I continued to pick the receptionist’s brain through lunch. “So all the girlfriends are involved early on, huh?”
“Oh yeah, and now, when I hear about someone who proposes and it’s just them and nobody else there, I feel sorry for them. Like, aw, nobody else was there.” I almost spit out my fish taco.
Who the heck is the marketing genius who started this? Is she (bet you a dollar it’s a she) rolling in her bed of money right now, woo ha-ha-ing at all the young couples who are spending more on the engagements than most do on weddings? Half of me wants to ask if she’ll mentor me, and half of me wants to ask if she’s sold her soul.
When my engineer and I decided to get married, we literally just decided to get married. “When should we get married?” “Maybe next fall?” “Does this mean we’re ‘engaged’?” “Yeah, I guess so!” “Yay! We’re engaged!” And then we hugged. A week before the wedding we bought some gold bands. And three months after we celebrated our first wedding anniversary, he gave me an engagement ring and thanked me for marrying him. No parade. No party. Just the two of us and the cat on our futon.
That said, I still like a good engagement story. If my engineer would’ve asked me to marry him by having the Cirque du Soleil cast show up and contort their bodies to spell out “Will you marry me?” I’d have ordered them to contort to a striking “Yes!” in a heartbeat. And had Facebook existed back then, you better believe I’d be posting non-stop pictures of us and the contortionist crew and staying up half the night checking for likes.
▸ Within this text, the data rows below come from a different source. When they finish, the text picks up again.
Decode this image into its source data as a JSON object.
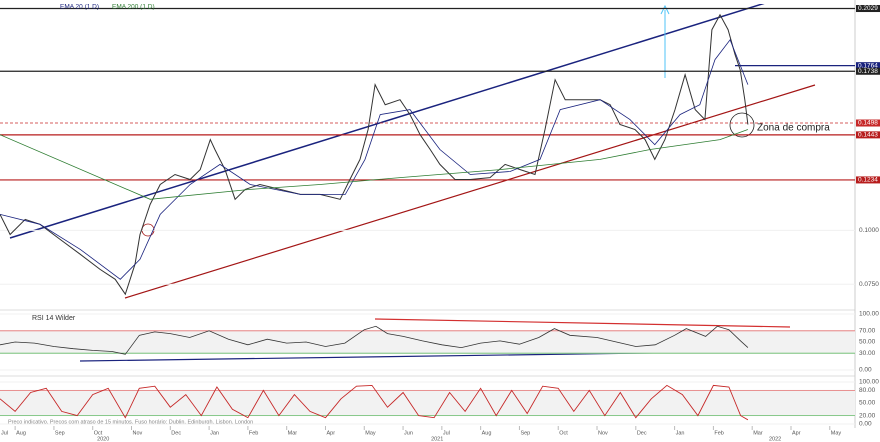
{
  "chart_data": [
    {
      "type": "line",
      "legend_items": [
        "EMA 20 (1 D)",
        "EMA 200 (1 D)"
      ],
      "annotation": "Zona de compra",
      "xlim": [
        -0.39,
        21.65
      ],
      "ylim": [
        0.064,
        0.205
      ],
      "yticks": [
        {
          "value": 0.1,
          "label": "0.1000"
        },
        {
          "value": 0.075,
          "label": "0.0750"
        }
      ],
      "levels": [
        {
          "value": 0.2029,
          "color": "#222222",
          "dashed": false
        },
        {
          "value": 0.1764,
          "color": "#1a237e",
          "dashed": false
        },
        {
          "value": 0.1738,
          "color": "#222222",
          "dashed": false
        },
        {
          "value": 0.1498,
          "color": "#c62828",
          "dashed": true
        },
        {
          "value": 0.1443,
          "color": "#b71c1c",
          "dashed": false
        },
        {
          "value": 0.1234,
          "color": "#b71c1c",
          "dashed": false
        }
      ],
      "series": [
        {
          "color": "#333333",
          "width": 1,
          "x": [
            -0.39,
            -0.13,
            0.26,
            0.64,
            1.16,
            1.68,
            2.19,
            2.58,
            2.84,
            3.09,
            3.22,
            3.48,
            3.74,
            4.12,
            4.51,
            4.77,
            5.03,
            5.15,
            5.41,
            5.67,
            5.93,
            6.31,
            6.83,
            7.35,
            7.86,
            8.38,
            8.63,
            8.89,
            9.1,
            9.28,
            9.54,
            9.92,
            10.18,
            10.44,
            10.7,
            10.95,
            11.34,
            11.73,
            12.24,
            12.63,
            13.02,
            13.4,
            13.66,
            13.92,
            14.18,
            14.56,
            15.08,
            15.34,
            15.59,
            15.98,
            16.24,
            16.49,
            16.75,
            17.01,
            17.27,
            17.53,
            17.78,
            17.96,
            18.17,
            18.38,
            18.56,
            18.69,
            18.81,
            18.89
          ],
          "values": [
            0.1074,
            0.0981,
            0.1051,
            0.1028,
            0.0958,
            0.0889,
            0.0819,
            0.0773,
            0.0704,
            0.0843,
            0.0981,
            0.112,
            0.1213,
            0.1259,
            0.1236,
            0.1282,
            0.1421,
            0.1375,
            0.1282,
            0.1144,
            0.119,
            0.1213,
            0.119,
            0.1167,
            0.1167,
            0.1144,
            0.1236,
            0.1329,
            0.1468,
            0.1676,
            0.1583,
            0.1606,
            0.1537,
            0.1444,
            0.1375,
            0.1306,
            0.1236,
            0.1236,
            0.1245,
            0.1306,
            0.1282,
            0.1259,
            0.1468,
            0.1699,
            0.1606,
            0.1606,
            0.1606,
            0.1583,
            0.1491,
            0.1468,
            0.1421,
            0.1329,
            0.1421,
            0.156,
            0.1722,
            0.156,
            0.1514,
            0.1931,
            0.2,
            0.1931,
            0.1815,
            0.1745,
            0.1606,
            0.1491
          ]
        },
        {
          "name": "EMA 20 (1 D)",
          "color": "#1a237e",
          "width": 0.8,
          "x": [
            -0.39,
            0.64,
            1.68,
            2.71,
            3.22,
            3.74,
            4.51,
            5.28,
            6.06,
            7.35,
            8.51,
            9.02,
            9.41,
            10.18,
            10.95,
            11.73,
            12.76,
            13.53,
            14.05,
            15.08,
            15.85,
            16.49,
            17.14,
            17.65,
            18.04,
            18.43,
            18.89
          ],
          "values": [
            0.1074,
            0.1028,
            0.0912,
            0.0773,
            0.0866,
            0.1074,
            0.1213,
            0.1306,
            0.1213,
            0.1167,
            0.1167,
            0.1329,
            0.1537,
            0.156,
            0.1375,
            0.1259,
            0.1273,
            0.1329,
            0.156,
            0.1606,
            0.1514,
            0.1398,
            0.1537,
            0.1583,
            0.1792,
            0.1884,
            0.1676
          ]
        },
        {
          "name": "EMA 200 (1 D)",
          "color": "#2e7d32",
          "width": 0.8,
          "x": [
            -0.39,
            3.48,
            6.06,
            7.86,
            9.92,
            12.5,
            15.08,
            16.37,
            18.17,
            18.89
          ],
          "values": [
            0.1444,
            0.1144,
            0.119,
            0.1213,
            0.1245,
            0.1282,
            0.1329,
            0.1375,
            0.1421,
            0.1468
          ]
        }
      ]
    },
    {
      "type": "line",
      "title": "RSI 14 Wilder",
      "xlim": [
        -0.39,
        21.65
      ],
      "ylim": [
        0,
        100
      ],
      "yticks": [
        {
          "value": 100,
          "label": "100.00"
        },
        {
          "value": 70,
          "label": "70.00"
        },
        {
          "value": 50,
          "label": "50.00"
        },
        {
          "value": 30,
          "label": "30.00"
        },
        {
          "value": 0,
          "label": "0.00"
        }
      ],
      "bands": [
        {
          "value": 70,
          "color": "#e57373"
        },
        {
          "value": 30,
          "color": "#66bb6a"
        }
      ],
      "series": [
        {
          "color": "#333333",
          "width": 0.8,
          "x": [
            -0.39,
            0,
            0.5,
            1,
            1.5,
            2,
            2.5,
            2.84,
            3.2,
            3.6,
            4,
            4.5,
            5,
            5.5,
            6,
            6.5,
            7,
            7.5,
            8,
            8.5,
            9,
            9.3,
            9.6,
            10,
            10.5,
            11,
            11.5,
            12,
            12.5,
            13,
            13.5,
            13.9,
            14.3,
            15,
            15.5,
            16,
            16.5,
            17,
            17.3,
            17.8,
            18.1,
            18.4,
            18.7,
            18.89
          ],
          "values": [
            45,
            50,
            48,
            42,
            38,
            35,
            33,
            28,
            62,
            68,
            65,
            58,
            70,
            55,
            45,
            55,
            48,
            50,
            42,
            48,
            72,
            78,
            65,
            60,
            52,
            45,
            40,
            48,
            52,
            46,
            58,
            74,
            62,
            58,
            50,
            42,
            45,
            62,
            74,
            60,
            78,
            72,
            52,
            40
          ]
        }
      ]
    },
    {
      "type": "line",
      "xlim": [
        -0.39,
        21.65
      ],
      "ylim": [
        0,
        100
      ],
      "yticks": [
        {
          "value": 100,
          "label": "100.00"
        },
        {
          "value": 80,
          "label": "80.00"
        },
        {
          "value": 50,
          "label": "50.00"
        },
        {
          "value": 20,
          "label": "20.00"
        },
        {
          "value": 0,
          "label": "0.00"
        }
      ],
      "bands": [
        {
          "value": 80,
          "color": "#e57373"
        },
        {
          "value": 20,
          "color": "#66bb6a"
        }
      ],
      "footnote": "Preço indicativo. Preços com atraso de 15 minutos.  Fuso horário: Dublin, Edinburgh, Lisbon, London",
      "xticks": [
        {
          "value": -1,
          "label": "Jul"
        },
        {
          "value": 0,
          "label": "Aug"
        },
        {
          "value": 1,
          "label": "Sep"
        },
        {
          "value": 2,
          "label": "Oct"
        },
        {
          "value": 3,
          "label": "Nov"
        },
        {
          "value": 4,
          "label": "Dec"
        },
        {
          "value": 5,
          "label": "Jan"
        },
        {
          "value": 6,
          "label": "Feb"
        },
        {
          "value": 7,
          "label": "Mar"
        },
        {
          "value": 8,
          "label": "Apr"
        },
        {
          "value": 9,
          "label": "May"
        },
        {
          "value": 10,
          "label": "Jun"
        },
        {
          "value": 11,
          "label": "Jul"
        },
        {
          "value": 12,
          "label": "Aug"
        },
        {
          "value": 13,
          "label": "Sep"
        },
        {
          "value": 14,
          "label": "Oct"
        },
        {
          "value": 15,
          "label": "Nov"
        },
        {
          "value": 16,
          "label": "Dec"
        },
        {
          "value": 17,
          "label": "Jan"
        },
        {
          "value": 18,
          "label": "Feb"
        },
        {
          "value": 19,
          "label": "Mar"
        },
        {
          "value": 20,
          "label": "Apr"
        },
        {
          "value": 21,
          "label": "May"
        }
      ],
      "year_ticks": [
        {
          "value": 2.27,
          "label": "2020"
        },
        {
          "value": 10.88,
          "label": "2021"
        },
        {
          "value": 19.59,
          "label": "2022"
        }
      ],
      "series": [
        {
          "color": "#c62828",
          "width": 0.9,
          "x": [
            -0.39,
            0,
            0.4,
            0.8,
            1.2,
            1.6,
            2,
            2.4,
            2.84,
            3.2,
            3.6,
            4,
            4.4,
            4.8,
            5.2,
            5.6,
            6,
            6.4,
            6.8,
            7.2,
            7.6,
            8,
            8.4,
            8.8,
            9.2,
            9.6,
            10,
            10.4,
            10.8,
            11.2,
            11.6,
            12,
            12.4,
            12.8,
            13.2,
            13.6,
            14,
            14.4,
            14.8,
            15.2,
            15.6,
            16,
            16.4,
            16.8,
            17.2,
            17.6,
            18,
            18.4,
            18.7,
            18.89
          ],
          "values": [
            60,
            30,
            75,
            85,
            30,
            20,
            70,
            85,
            15,
            85,
            90,
            40,
            70,
            20,
            88,
            35,
            15,
            80,
            20,
            70,
            30,
            15,
            60,
            90,
            92,
            40,
            75,
            20,
            15,
            75,
            30,
            85,
            20,
            80,
            25,
            90,
            85,
            30,
            80,
            20,
            75,
            15,
            60,
            92,
            70,
            20,
            92,
            88,
            20,
            10
          ]
        }
      ]
    }
  ]
}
Either way, I think there is something utterly romantic about a man truly proposing. Whether it’s planning the complicated 007-type scheme that involves half the state of Texas, or having no ring at all (like my precious engineer) and simply telling a girl he wants to spend the rest of his life with her. I just want these events to take place in a way that the man has to put himself out there. Not in a “I know you agreed to this last December, but will you marry me? Ha! Of course you will. Cue the parachute!” way, but a “I’ve been thinking about this for months. Will you marry me? Yes? Yes! Whew! Cue the parachute!”